Wealth creation in Middle East and Africa (MEA) grew 8.5 per cent to $8.1 trillion last year from $7.5tn in 2015, higher than last year’s global average of 6 per cent and the second-highest growth in a region after Asia-Pacific which grew 9.9 per cent, according to consultancy Boston Consulting Group (BCG). In the region, where wealth grew just 1.9 per cent in 2015 compared with 2014, a pickup in oil prices has helped in wealth generation.

BCG is forecasting MEA wealth will rise to $12tn by 2021, growing at an annual average of 8 per cent.

Drivers of wealth generation in the region will be split evenly between new wealth creation and growth of performance of existing assets, according to BCG.

Another general trend in the region is clients’ looking for a comprehensive approach to investing, according to Mr AbuShaban.

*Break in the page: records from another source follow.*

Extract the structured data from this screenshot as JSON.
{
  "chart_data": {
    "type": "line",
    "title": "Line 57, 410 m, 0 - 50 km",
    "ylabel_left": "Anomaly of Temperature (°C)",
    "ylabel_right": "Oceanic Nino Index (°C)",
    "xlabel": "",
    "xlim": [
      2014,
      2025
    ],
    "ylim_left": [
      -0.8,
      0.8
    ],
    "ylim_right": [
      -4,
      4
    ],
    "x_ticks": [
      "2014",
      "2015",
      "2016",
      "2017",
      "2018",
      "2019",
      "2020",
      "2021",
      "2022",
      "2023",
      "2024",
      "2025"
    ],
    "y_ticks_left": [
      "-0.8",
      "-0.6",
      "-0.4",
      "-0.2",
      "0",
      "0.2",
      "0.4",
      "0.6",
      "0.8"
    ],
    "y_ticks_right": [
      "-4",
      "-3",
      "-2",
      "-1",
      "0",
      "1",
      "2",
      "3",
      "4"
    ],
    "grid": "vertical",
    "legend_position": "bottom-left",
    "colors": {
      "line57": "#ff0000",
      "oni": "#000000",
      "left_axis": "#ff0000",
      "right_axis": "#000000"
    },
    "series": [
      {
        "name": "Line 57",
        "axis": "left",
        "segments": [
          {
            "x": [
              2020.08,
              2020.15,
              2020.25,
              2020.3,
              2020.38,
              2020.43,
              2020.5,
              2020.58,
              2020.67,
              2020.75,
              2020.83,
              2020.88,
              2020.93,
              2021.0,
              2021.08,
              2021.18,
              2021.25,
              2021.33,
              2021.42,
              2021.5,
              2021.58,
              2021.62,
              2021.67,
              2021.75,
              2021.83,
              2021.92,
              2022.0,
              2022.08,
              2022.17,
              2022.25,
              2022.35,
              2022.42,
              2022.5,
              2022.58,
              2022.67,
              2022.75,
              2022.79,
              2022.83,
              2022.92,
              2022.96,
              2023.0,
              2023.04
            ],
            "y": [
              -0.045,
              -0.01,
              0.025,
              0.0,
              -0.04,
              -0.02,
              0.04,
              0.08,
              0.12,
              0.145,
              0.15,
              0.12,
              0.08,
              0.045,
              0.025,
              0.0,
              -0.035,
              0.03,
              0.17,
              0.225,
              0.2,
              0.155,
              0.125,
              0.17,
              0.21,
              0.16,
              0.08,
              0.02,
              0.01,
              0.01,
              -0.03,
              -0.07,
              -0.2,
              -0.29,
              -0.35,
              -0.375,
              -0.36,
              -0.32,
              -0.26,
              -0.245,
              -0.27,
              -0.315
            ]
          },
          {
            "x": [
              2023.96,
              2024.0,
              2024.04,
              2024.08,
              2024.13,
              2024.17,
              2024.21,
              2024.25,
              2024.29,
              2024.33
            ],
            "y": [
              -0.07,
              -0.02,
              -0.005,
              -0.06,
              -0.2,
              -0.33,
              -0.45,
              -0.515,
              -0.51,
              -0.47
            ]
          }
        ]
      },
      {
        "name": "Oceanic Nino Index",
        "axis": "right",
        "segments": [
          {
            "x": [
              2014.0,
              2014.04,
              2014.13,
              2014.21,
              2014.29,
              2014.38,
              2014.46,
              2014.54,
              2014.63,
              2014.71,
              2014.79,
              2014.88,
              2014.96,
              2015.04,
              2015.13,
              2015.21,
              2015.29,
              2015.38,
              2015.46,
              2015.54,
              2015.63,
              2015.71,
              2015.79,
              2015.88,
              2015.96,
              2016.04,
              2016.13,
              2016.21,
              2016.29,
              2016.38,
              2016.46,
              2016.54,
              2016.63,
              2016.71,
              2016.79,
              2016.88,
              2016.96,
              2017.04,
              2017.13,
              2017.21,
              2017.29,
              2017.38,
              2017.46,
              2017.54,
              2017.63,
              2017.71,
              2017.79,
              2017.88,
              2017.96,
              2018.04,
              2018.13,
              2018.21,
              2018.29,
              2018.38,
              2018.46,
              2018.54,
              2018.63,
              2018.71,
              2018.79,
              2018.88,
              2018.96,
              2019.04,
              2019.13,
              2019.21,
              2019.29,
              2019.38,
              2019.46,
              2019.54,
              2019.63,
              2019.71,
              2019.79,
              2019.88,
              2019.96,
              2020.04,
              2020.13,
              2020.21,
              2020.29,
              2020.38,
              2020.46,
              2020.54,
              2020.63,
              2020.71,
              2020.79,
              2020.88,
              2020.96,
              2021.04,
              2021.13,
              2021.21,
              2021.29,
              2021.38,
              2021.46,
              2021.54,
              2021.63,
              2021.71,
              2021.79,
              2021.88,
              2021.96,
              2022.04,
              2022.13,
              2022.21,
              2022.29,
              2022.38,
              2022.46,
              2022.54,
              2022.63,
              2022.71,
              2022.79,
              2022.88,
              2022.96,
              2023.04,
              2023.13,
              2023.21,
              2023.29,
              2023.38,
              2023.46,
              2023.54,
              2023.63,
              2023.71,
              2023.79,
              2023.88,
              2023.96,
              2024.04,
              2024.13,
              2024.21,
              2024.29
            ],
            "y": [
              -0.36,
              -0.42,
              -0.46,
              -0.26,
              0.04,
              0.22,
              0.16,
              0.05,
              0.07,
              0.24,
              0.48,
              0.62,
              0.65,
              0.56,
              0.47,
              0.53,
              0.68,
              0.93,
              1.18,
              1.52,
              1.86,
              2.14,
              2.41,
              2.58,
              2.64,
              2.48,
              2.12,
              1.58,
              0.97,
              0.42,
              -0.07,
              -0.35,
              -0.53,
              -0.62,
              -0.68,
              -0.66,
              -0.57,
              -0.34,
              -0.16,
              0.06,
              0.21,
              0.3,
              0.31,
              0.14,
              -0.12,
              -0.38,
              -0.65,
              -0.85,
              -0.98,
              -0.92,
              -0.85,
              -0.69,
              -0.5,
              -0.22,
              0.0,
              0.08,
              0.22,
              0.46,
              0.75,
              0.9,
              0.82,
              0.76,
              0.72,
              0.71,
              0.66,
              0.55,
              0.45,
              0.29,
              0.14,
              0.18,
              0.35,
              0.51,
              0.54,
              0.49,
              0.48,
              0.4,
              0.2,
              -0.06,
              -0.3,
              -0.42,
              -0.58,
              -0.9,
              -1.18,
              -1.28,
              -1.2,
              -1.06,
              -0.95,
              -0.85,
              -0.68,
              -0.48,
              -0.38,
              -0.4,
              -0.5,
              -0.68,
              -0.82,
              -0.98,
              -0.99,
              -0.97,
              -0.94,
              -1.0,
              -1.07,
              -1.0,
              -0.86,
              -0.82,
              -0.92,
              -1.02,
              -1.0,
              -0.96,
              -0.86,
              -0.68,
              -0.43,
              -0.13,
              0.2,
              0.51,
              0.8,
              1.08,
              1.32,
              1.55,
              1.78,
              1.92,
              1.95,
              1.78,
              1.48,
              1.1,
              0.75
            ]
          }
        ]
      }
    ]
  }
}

“Institutional investors or some of the families are seeing a slowdown in the available capital they have to invest and in that sense they are looking at optimizing the way they manage their portfolios and making sure they are not investing haphazardly and different parts of their investment are working together,” said Mr AbuShaban.

Some clients also have a higher appetite for risk, given the low interest-rate environment that does not provide enough yield for some institutional investors. These clients are keen to invest in illiquid assets, such as private equity and infrastructure.

“What we have seen is a desire for higher returns in what has been a low-return environment specifically in various fixed income or bonds,” he said.

“In this environment, we have seen a de facto increase in the risk that clients are taking in things like illiquid investments, private equity investments, infrastructure and private debt, those kind of investments were higher illiquidity results in incrementally higher returns.”

The Abu Dhabi Investment Authority, one of the largest sovereign wealth funds, said in its 2016 report that has gradually increased its exposure in direct private equity and private credit transactions, mainly in Asian markets and especially in China and India. The authority’s private equity department focused on structured equities owing to “their defensive characteristics.”